No Breach of Fiduciary Duty: Jeff’s estate claimed that P&G violated its ERISA fiduciary duty to Jeff because of its claimed failure to disclose material information to him. The Court disagreed, noting the Jeff was affirmatively and consistently notified for 13 years that his on-line account lacked the beneficiary designation, and that without that on-line beneficiary, his paper beneficiary designation would remain valid.
No Unjust Enrichment: Jeff’s estate then argued that Margaret would be unjustly enriched if she was permitted to receive the $1.15 million. In making this claim Jeff’s estate then had to prove that his continued designation of Margaret as his designated beneficiary was a mistake, noting: “there is nothing concrete in the record to suggest that [Jeff] had any misconceptions who his paper designation was.”
In sum, the only thing that mattered was what was on Jeff’s beneficiary designation form.
Random Observations: A couple of ‘off-topics’ come to mind when reading the claims made by Jeff’s ‘last’ girlfriend and his estate.
Common Law Marriage: While Jeff’s ‘last’ girlfriend never made it to the appellate court on her ‘common law’ marriage claim, it is important to remember the different rules that deal with a spouse as a designated beneficiary. We know that Michigan has a ‘revocation-on-divorce’ statute that automatically revokes an IRA owner’s beneficiary designation of a spouse after their divorce. [MCL 700.2801; MCL 700.2806(a).] But those statutes do not apply to an ERISA covered retirement plan, like a 401(k) account. Federal law preempts state law when it comes to qualified plans and the rules that govern them; state revocation-on-divorce statutes do not apply. If Jeff had married Margaret and they then later divorced, Margaret would have remained Jeff’s designated beneficiary since he had not formally changed the beneficiary designation.

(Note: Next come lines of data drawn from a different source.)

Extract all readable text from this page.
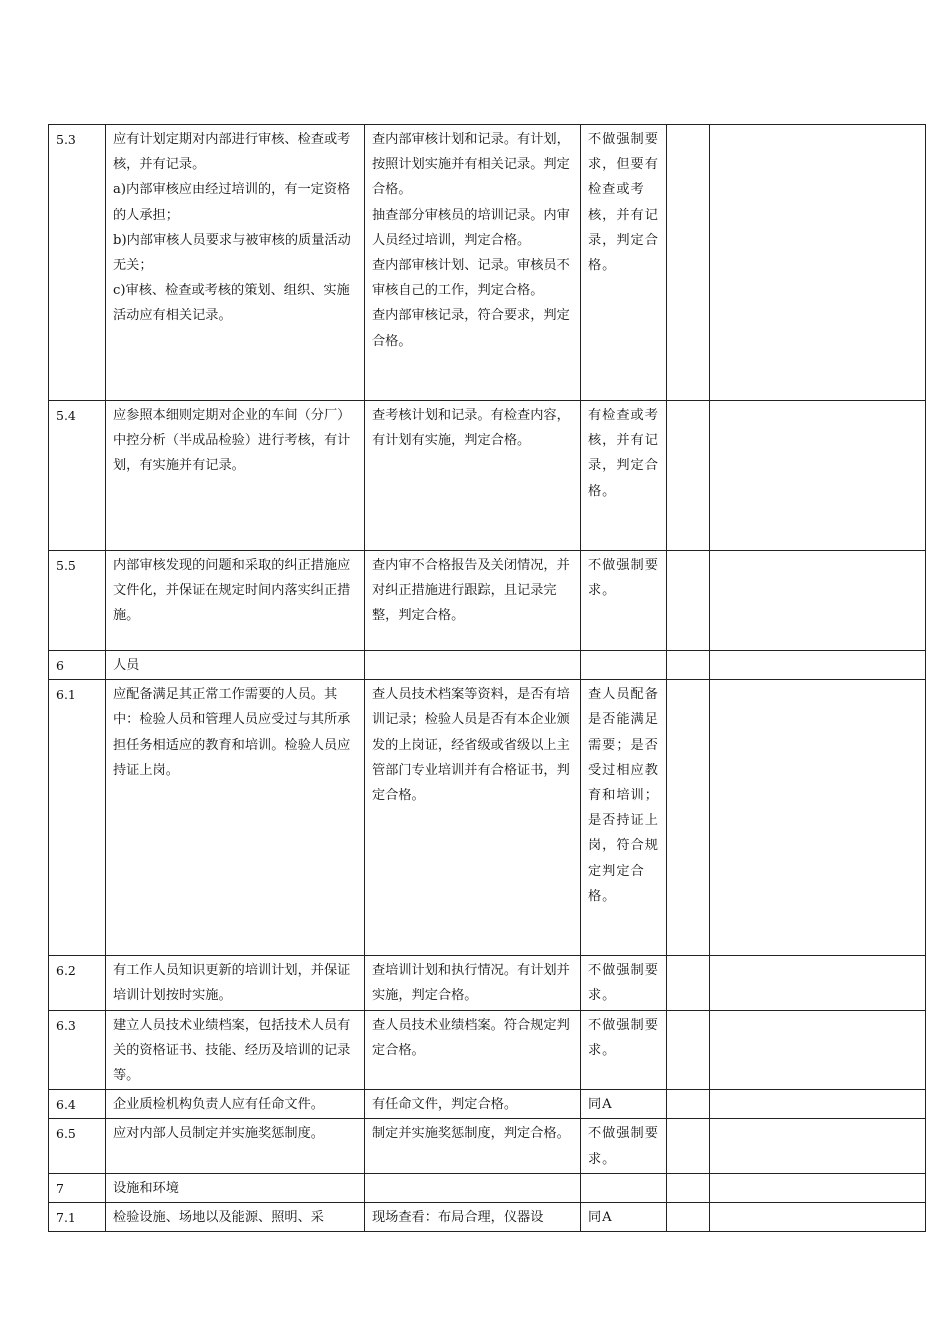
5.3	应有计划定期对内部进行审核、检查或考核，并有记录。
a)内部审核应由经过培训的，有一定资格的人承担；
b)内部审核人员要求与被审核的质量活动无关；
c)审核、检查或考核的策划、组织、实施活动应有相关记录。	查内部审核计划和记录。有计划，按照计划实施并有相关记录。判定合格。
抽查部分审核员的培训记录。内审人员经过培训，判定合格。
查内部审核计划、记录。审核员不审核自己的工作，判定合格。
查内部审核记录，符合要求，判定合格。	不做强制要求，但要有检查或考核，并有记录，判定合格。		
5.4	应参照本细则定期对企业的车间（分厂）中控分析（半成品检验）进行考核，有计划，有实施并有记录。	查考核计划和记录。有检查内容，有计划有实施，判定合格。	有检查或考核，并有记录，判定合格。		
5.5	内部审核发现的问题和采取的纠正措施应文件化，并保证在规定时间内落实纠正措施。	查内审不合格报告及关闭情况，并对纠正措施进行跟踪，且记录完整，判定合格。	不做强制要求。		
6	人员				

6.1	应配备满足其正常工作需要的人员。其中：检验人员和管理人员应受过与其所承担任务相适应的教育和培训。检验人员应持证上岗。	查人员技术档案等资料，是否有培训记录；检验人员是否有本企业颁发的上岗证，经省级或省级以上主管部门专业培训并有合格证书，判定合格。	查人员配备是否能满足需要；是否受过相应教育和培训；是否持证上岗，符合规定判定合格。		
6.2	有工作人员知识更新的培训计划，并保证培训计划按时实施。	查培训计划和执行情况。有计划并实施，判定合格。	不做强制要求。		
6.3	建立人员技术业绩档案，包括技术人员有关的资格证书、技能、经历及培训的记录等。	查人员技术业绩档案。符合规定判定合格。	不做强制要求。		
6.4	企业质检机构负责人应有任命文件。	有任命文件，判定合格。	同A		
6.5	应对内部人员制定并实施奖惩制度。	制定并实施奖惩制度，判定合格。	不做强制要求。		
7	设施和环境				

7.1	检验设施、场地以及能源、照明、采	现场查看：布局合理，仪器设	同A		
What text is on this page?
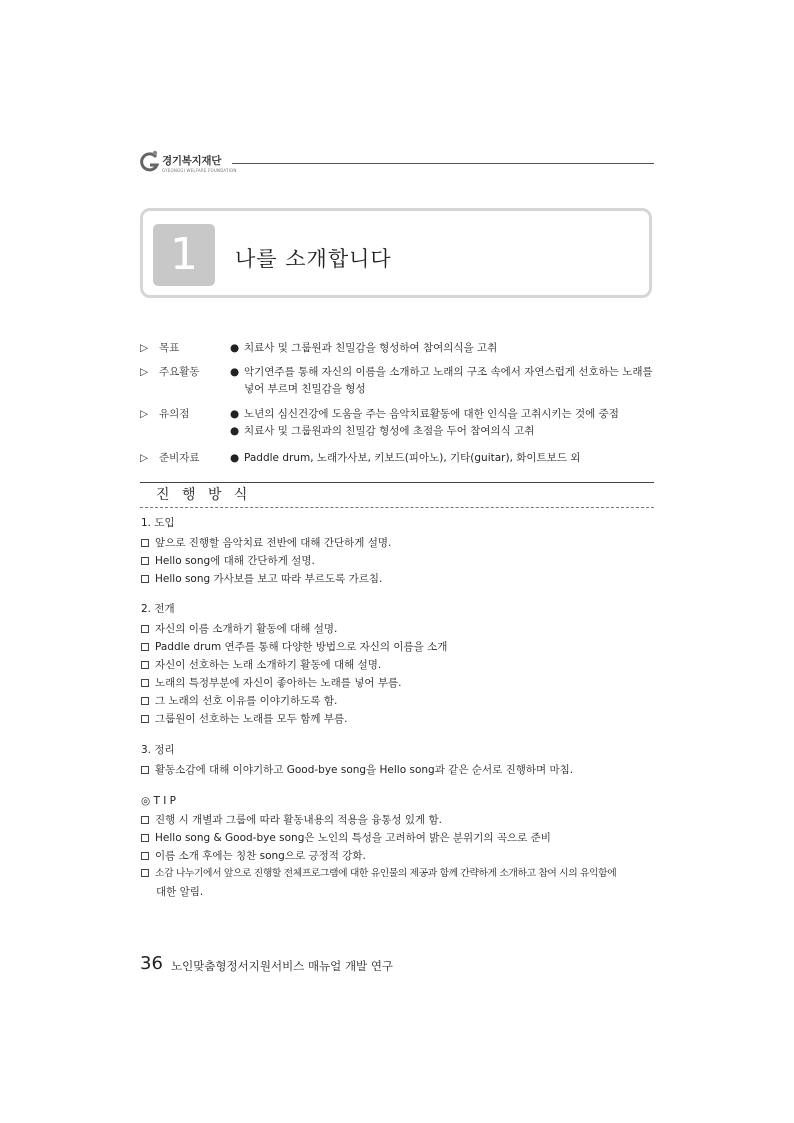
경기복지재단
GYEONGGI WELFARE FOUNDATION
1	나를 소개합니다
▷ 목표	● 치료사 및 그룹원과 친밀감을 형성하여 참여의식을 고취
▷ 주요활동	● 악기연주를 통해 자신의 이름을 소개하고 노래의 구조 속에서 자연스럽게 선호하는 노래를 넣어 부르며 친밀감을 형성
▷ 유의점	● 노년의 심신건강에 도움을 주는 음악치료활동에 대한 인식을 고취시키는 것에 중점
● 치료사 및 그룹원과의 친밀감 형성에 초점을 두어 참여의식 고취
▷ 준비자료	● Paddle drum, 노래가사보, 키보드(피아노), 기타(guitar), 화이트보드 외
진 행 방 식
1. 도입
앞으로 진행할 음악치료 전반에 대해 간단하게 설명.
Hello song에 대해 간단하게 설명.
Hello song 가사보를 보고 따라 부르도록 가르침.
2. 전개
자신의 이름 소개하기 활동에 대해 설명.
Paddle drum 연주를 통해 다양한 방법으로 자신의 이름을 소개
자신이 선호하는 노래 소개하기 활동에 대해 설명.
노래의 특정부분에 자신이 좋아하는 노래를 넣어 부름.
그 노래의 선호 이유를 이야기하도록 함.
그룹원이 선호하는 노래를 모두 함께 부름.
3. 정리
활동소감에 대해 이야기하고 Good-bye song을 Hello song과 같은 순서로 진행하며 마침.
◎ T I P
진행 시 개별과 그룹에 따라 활동내용의 적용을 융통성 있게 함.
Hello song & Good-bye song은 노인의 특성을 고려하여 밝은 분위기의 곡으로 준비
이름 소개 후에는 칭찬 song으로 긍정적 강화.
소감 나누기에서 앞으로 진행할 전체프로그램에 대한 유인물의 제공과 함께 간략하게 소개하고 참여 시의 유익함에
대한 알림.
36 노인맞춤형정서지원서비스 매뉴얼 개발 연구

If Jeff had married Margaret and they later divorced, and Jeff had rolled his Plan account balances into an IRA, then Margaret as a former spouse would have been automatically removed as the designated beneficiary of Jeff’s rollover IRA.
Estate as Default Beneficiary: If Jeff’s estate had prevailed in its capacity as the primary default beneficiary under the P&G Plans, the distribution of those inherited retirement funds would have been accelerated, since Jeff died prior to his required beginning date (RBD.) When an account owner dies prior to his RBD then the 5-year distribution rule applies. If Jeff had died after his RBD, then the distribution to Jeff’s estate of his retirement Plan balances would have been over Jeff’s single life expectancy, had he lived, in other words, Jeff’s ghost life expectancy.
Roth IRAs: Equally important to remember is that it is very important to name a designated beneficiary for a Roth IRA. A Roth IRA owner does not have any lifetime required minimum distributions (RMDs.) A Roth IRA owner is always considered to have died prior to his/her RBD. Consequently, the 5-year distribution rule will always apply if the Roth owner’s estate becomes the default beneficiary.
Conclusion: Anytime there is a marriage, death, divorce, or birth of a child or grandchild, it is important to review existing beneficiary designations to avoid the possibility that someone other than the account owner’s intended beneficiary will receive their retirement funds.